COMMENTARY

Hypovolemic Shock: Effect of Fluid Choice on Mortality

Greg Martin, MD

Disclosures

January 02, 2015

Effects of Fluid Resuscitation With Colloids vs Crystalloids on Mortality in Critically Ill Patients Presenting With Hypovolemic Shock: The CRISTAL Randomized Trial

Annane D, Siami S, Jaber S, et al; CRISTAL Investigators
JAMA. 2013;310:1809-1817

Summary

Fluid administration is one of the most common items managed every day in hospitalized and intensive care unit (ICU) patients, and it is the core principle for managing patients with hypovolemic shock.

However, the optimal fluid for resuscitation remains unknown, and concerns about both crystalloids and colloids have been raised.[1,2] The investigators of this study sought to determine whether colloids or crystalloids may be superior for resuscitation of critically ill patients with shock.
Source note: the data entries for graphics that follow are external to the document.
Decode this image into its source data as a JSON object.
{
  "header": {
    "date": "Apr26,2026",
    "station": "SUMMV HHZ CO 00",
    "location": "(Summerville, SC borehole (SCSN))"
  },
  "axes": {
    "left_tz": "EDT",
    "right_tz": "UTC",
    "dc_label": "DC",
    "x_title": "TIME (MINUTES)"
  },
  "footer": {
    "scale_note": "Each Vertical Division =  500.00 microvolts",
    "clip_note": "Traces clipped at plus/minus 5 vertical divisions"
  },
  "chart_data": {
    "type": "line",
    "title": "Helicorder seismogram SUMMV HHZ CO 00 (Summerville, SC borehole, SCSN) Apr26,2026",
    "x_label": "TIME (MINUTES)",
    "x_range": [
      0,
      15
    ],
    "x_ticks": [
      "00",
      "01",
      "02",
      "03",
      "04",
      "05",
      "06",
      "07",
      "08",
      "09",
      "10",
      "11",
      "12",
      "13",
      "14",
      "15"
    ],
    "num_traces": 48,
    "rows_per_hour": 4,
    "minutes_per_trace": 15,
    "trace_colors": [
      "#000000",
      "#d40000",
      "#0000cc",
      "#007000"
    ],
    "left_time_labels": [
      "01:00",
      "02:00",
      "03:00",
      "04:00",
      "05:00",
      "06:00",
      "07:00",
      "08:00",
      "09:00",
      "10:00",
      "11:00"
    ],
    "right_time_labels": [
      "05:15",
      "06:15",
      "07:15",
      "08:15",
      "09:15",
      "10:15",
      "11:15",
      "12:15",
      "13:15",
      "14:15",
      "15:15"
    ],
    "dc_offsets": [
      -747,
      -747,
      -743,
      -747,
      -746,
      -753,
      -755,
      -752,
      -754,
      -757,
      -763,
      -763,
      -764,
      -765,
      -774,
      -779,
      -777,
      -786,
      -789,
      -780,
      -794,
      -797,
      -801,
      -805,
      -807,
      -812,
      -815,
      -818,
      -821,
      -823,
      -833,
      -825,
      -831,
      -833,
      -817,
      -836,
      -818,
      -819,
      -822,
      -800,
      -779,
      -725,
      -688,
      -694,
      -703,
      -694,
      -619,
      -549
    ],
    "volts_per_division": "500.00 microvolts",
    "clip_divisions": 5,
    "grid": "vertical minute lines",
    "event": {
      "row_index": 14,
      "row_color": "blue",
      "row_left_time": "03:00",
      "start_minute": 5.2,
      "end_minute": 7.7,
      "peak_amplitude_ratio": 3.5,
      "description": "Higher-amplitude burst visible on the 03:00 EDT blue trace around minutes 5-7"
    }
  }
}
This study was a multicenter, randomized clinical trial conducted between 2003 and 2012, in which open-label fluids were used in 57 French, Belgian, and Canadian ICUs. There were 2857 ICU patients treated with colloids (n = 1414; gelatins, dextrans, hydroxyethyl starches, or 4% or 20% albumin) or crystalloids (n = 1443; isotonic or hypertonic saline, or Ringer lactate solution) for all fluid interventions, other than maintenance, throughout the ICU stay.

Within 28 days, there were 359 deaths (25.4%) in the colloids group and 390 deaths (27.0%) in the crystalloids group, yielding a relative risk of 0.96 (P = .26). At 90 days, there were 434 deaths (30.7%) in the colloids group vs 493 deaths (34.2%) in the crystalloids group (relative risk, 0.92; P = .03).

Renal replacement therapy did not statistically differ between the groups, and there were more days alive without mechanical ventilation and alive without vasopressor therapy in the colloids group. The investigators concluded that for ICU patients with hypovolemia, colloids are at least as efficacious as crystalloids.

Viewpoint

This study measured a broad population of ICU patients needing fluid resuscitation, potentially making it more generalizable than more narrowly defined clinical trials. It also suffers from being conducted over a very long period (10 years), no blinding to the administration of various fluids, and permitting the use of heterogeneous fluids and combining them for the overall study analysis.

For example, a growing body of literature suggests that hydroxyethyl starch solutions may cause renal damage, particularly in patients with sepsis.[3,4,5,6] These findings recently resulted in regulatory warnings against their use in many critically ill patients. Conversely, albumin has been suggested to confer benefit in sepsis resuscitation.[7,8]

Combining these different fluids together in this study is likely to obscure very different risks and benefits to the patients. Although this study included many patients, it should not change practice because of its severe flaws and limited ability to draw conclusions about specific patients and specific fluids.